Dynamical Model for the Zodiacal Cloud and Sporadic Meteors

TL;DR

This paper presents a dynamical model of the solar system's meteoroids, explaining meteor observations and the Zodiacal Cloud's properties, highlighting the role of Jupiter Family Comets and the importance of collisional lifetimes.

Contribution

It introduces a new dynamical model that accounts for meteoroid sources, disintegration, and collisional lifetimes, aligning with radar and infrared observations.

Findings

JFCs are the main source of Earth-impacting meteors.

Collisional lifetimes of millimeter particles may exceed 10^5 years.

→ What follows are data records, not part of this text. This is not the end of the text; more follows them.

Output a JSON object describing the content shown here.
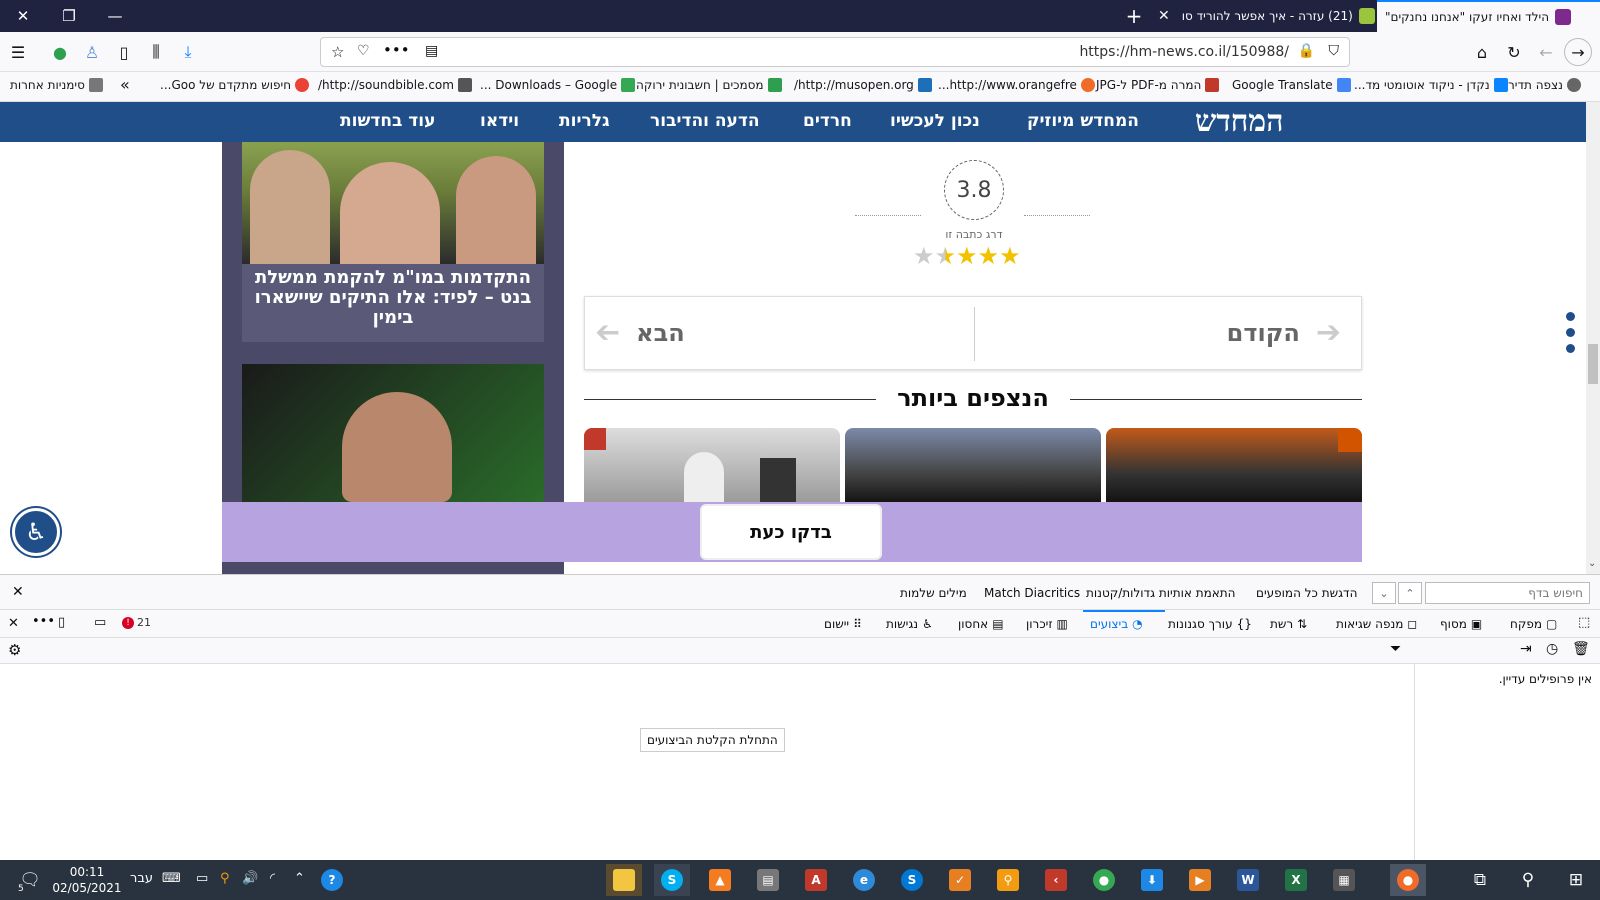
{
  "browser": {
    "tabs": [
      {
        "title": "הילד ואחיו זעקו \"אנחנו נחנקים\"",
        "active": true
      },
      {
        "title": "(21) עזרה - איך אפשר להוריד סו",
        "active": false
      }
    ],
    "new_tab_label": "+",
    "url": "https://hm-news.co.il/150988/",
    "bookmarks_more_label": "סימניות אחרות",
    "bookmarks": [
      "נצפה תדיר",
      "נקדן - ניקוד אוטומטי מד...",
      "Google Translate",
      "המרה מ-PDF ל-JPG",
      "http://www.orangefre...",
      "http://musopen.org/",
      "מסמכים | חשבונית ירוקה",
      "Downloads – Google ...",
      "http://soundbible.com/",
      "חיפוש מתקדם של Goo..."
    ]
  },
  "site": {
    "logo": "המחדש",
    "nav": [
      "המחדש מיוזיק",
      "נכון לעכשיו",
      "חרדים",
      "הדעה והדיבור",
      "גלריות",
      "וידאו",
      "עוד בחדשות"
    ],
    "sidebar_card_title": "התקדמות במו\"מ להקמת ממשלת בנט – לפיד: אלו התיקים שיישארו בימין",
    "rating": {
      "value": "3.8",
      "label": "דרג כתבה זו",
      "stars_shown": 3.5,
      "stars_total": 5
    },
    "pager": {
      "prev": "הקודם",
      "next": "הבא"
    },
    "most_viewed_title": "הנצפים ביותר",
    "banner_button": "בדקו כעת"
  },
  "findbar": {
    "placeholder": "חיפוש בדף",
    "highlight_all": "הדגשת כל המופעים",
    "match_case": "התאמת אותיות גדולות/קטנות",
    "match_diacritics": "Match Diacritics",
    "whole_words": "מילים שלמות"
  },
  "devtools": {
    "tabs": [
      "מפקח",
      "מסוף",
      "מנפה שגיאות",
      "רשת",
      "עורך סגנונות",
      "ביצועים",
      "זיכרון",
      "אחסון",
      "נגישות",
      "יישום"
    ],
    "selected_tab": "ביצועים",
    "error_count": "21",
    "no_profiles": "אין פרופילים עדיין.",
    "start_recording": "התחלת הקלטת הביצועים"
  },
  "taskbar": {
    "time": "00:11",
    "date": "02/05/2021",
    "lang": "עבר",
    "notification_count": "5"
  },
  "colors": {
    "site_nav": "#1f4e88",
    "banner": "#b7a3df",
    "tabstrip": "#202340",
    "taskbar": "#29323f",
    "accent": "#0a84ff"
  }
}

The mass input to the Zodiacal Cloud is estimated at 10^4-10^5 kg/s.

Abstract

The solar system is dusty, and would become dustier over time as asteroids collide and comets disintegrate, except that small debris particles in interplanetary space do not last long. They can be ejected from the solar system by Jupiter, thermally destroyed near the Sun, or physically disrupted by collisions. Also, some are swept by the Earth (and other planets), producing meteors. Here we develop a dynamical model for the solar system meteoroids and use it to explain meteor radar observations. We find that the Jupiter Family Comets (JFCs) are the main source of the prominent concentrations of meteors arriving to the Earth from the helion and antihelion directions. To match the radiant and orbit distributions, as measured by the Canadian Meteor Orbit Radar (CMOR) and Advanced Meteor Orbit Radar (AMOR), our model implies that comets, and JFCs in particular, must frequently disintegrate when reaching orbits with low perihelion distance. Also, the collisional lifetimes of millimeter particles may be longer (>10^5 yr at 1 AU) than postulated in the standard collisional models (10^4 yr at 1 AU), perhaps because these chondrule-sized meteoroids are stronger than thought before. Using observations of the Infrared Astronomical Satellite (IRAS) to calibrate the model, we find that the total cross section and mass of small meteoroids in the inner solar system are (1.7-3.5)x10^11 km^2 and 4x10^19 g, respectively, in a good agreement with previous studies. The mass input required to keep the Zodiacal Cloud (ZC) in a steady state is estimated to be 10^4-10^5 kg/s. The input is up to 10 times larger than found previously, mainly because particles released closer to the Sun have shorter collisional lifetimes, and need to be supplied at a faster rate.